Former justices
Justice Henry P. Hughes
Wisconsin Supreme Court Justice: 1948–1951Life: 1904–1968
"As a trial judge, he was quick to come to the point. He could intersperse his official judicial language with what he really wanted to say." – Charles F. Nolan, Hughes' portrait hanging (1973)
Henry P. Hughes was born August 13, 1904, in Fountain Prairie, Wisconsin. He graduated from St. Peter's High School and continued his education at Marquette University. In 1927, Hughes graduated from Georgetown University Law School, passed the Wisconsin Bar and joined a law firm in Oshkosh.

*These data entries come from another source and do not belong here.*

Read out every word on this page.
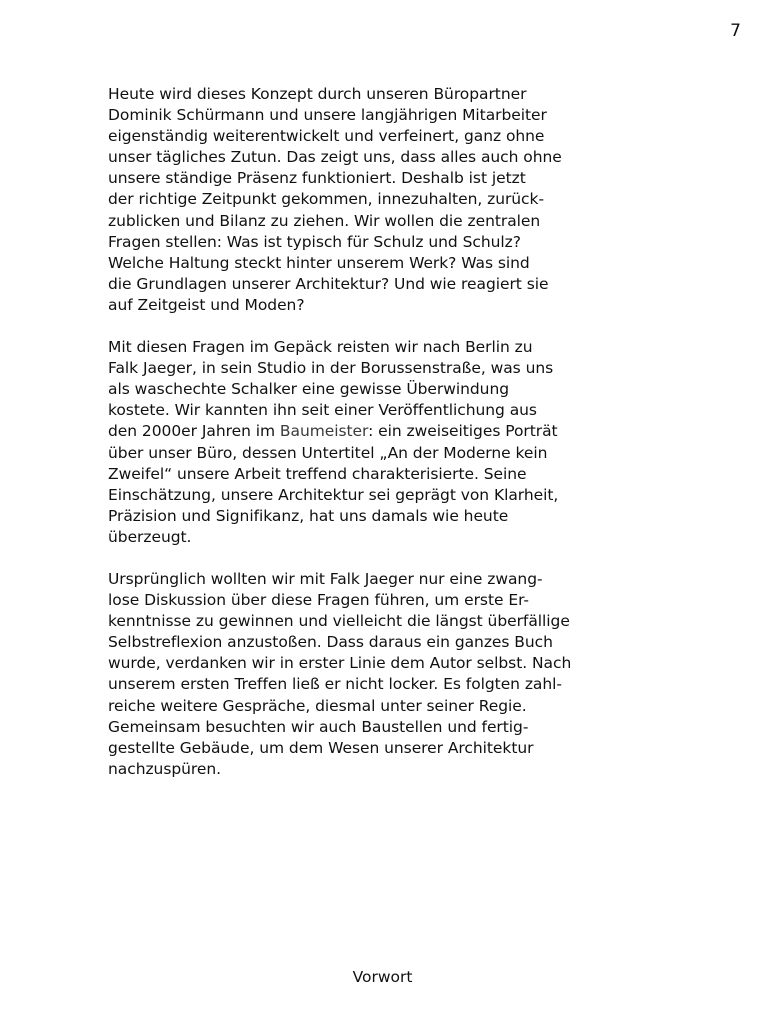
7

Heute wird dieses Konzept durch unseren Büropartner
Dominik Schürmann und unsere langjährigen Mitarbeiter
eigenständig weiterentwickelt und verfeinert, ganz ohne
unser tägliches Zutun. Das zeigt uns, dass alles auch ohne
unsere ständige Präsenz funktioniert. Deshalb ist jetzt
der richtige Zeitpunkt gekommen, innezuhalten, zurück-
zublicken und Bilanz zu ziehen. Wir wollen die zentralen
Fragen stellen: Was ist typisch für Schulz und Schulz?
Welche Haltung steckt hinter unserem Werk? Was sind
die Grundlagen unserer Architektur? Und wie reagiert sie
auf Zeitgeist und Moden?

Mit diesen Fragen im Gepäck reisten wir nach Berlin zu
Falk Jaeger, in sein Studio in der Borussenstraße, was uns
als waschechte Schalker eine gewisse Überwindung
kostete. Wir kannten ihn seit einer Veröffentlichung aus
den 2000er Jahren im Baumeister: ein zweiseitiges Porträt
über unser Büro, dessen Untertitel „An der Moderne kein
Zweifel“ unsere Arbeit treffend charakterisierte. Seine
Einschätzung, unsere Architektur sei geprägt von Klarheit,
Präzision und Signifikanz, hat uns damals wie heute
überzeugt.

Ursprünglich wollten wir mit Falk Jaeger nur eine zwang-
lose Diskussion über diese Fragen führen, um erste Er-
kenntnisse zu gewinnen und vielleicht die längst überfällige
Selbstreflexion anzustoßen. Dass daraus ein ganzes Buch
wurde, verdanken wir in erster Linie dem Autor selbst. Nach
unserem ersten Treffen ließ er nicht locker. Es folgten zahl-
reiche weitere Gespräche, diesmal unter seiner Regie.
Gemeinsam besuchten wir auch Baustellen und fertig-
gestellte Gebäude, um dem Wesen unserer Architektur
nachzuspüren.

Vorwort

In the early 1930s, Hughes was appointed and later elected Oshkosh city attorney and municipal judge. In 1937, Governor Phillip F. La Follette appointed him circuit judge for Winnebago County, where he served for 10 years.
In 1946, Hughes ran unsuccessfully for the Wisconsin Supreme Court against Edward T. Fairchild. A year later, he ran again and won by more than 135,000 votes.
After three years on the bench, Hughes resigned and resumed his law practice in Oshkosh. He said that the justice's salary of $10,000 a year was insufficient to educate his children. His only departure from the law was in 1957, when he unsuccessfully sought the Republican nomination for the U.S. Senate. Former Governor Walter J. Kohler, Jr. won the nomination, but was defeated in the election by William Proxmire.
On December 12, 1968, on his way home from the memorial service for former Chief Justice John E. Martin, Hughes was killed when his car collided into the back of a school bus.
Hughes and his wife Dorothy had four sons: Patrick, James, Thomas and Robert.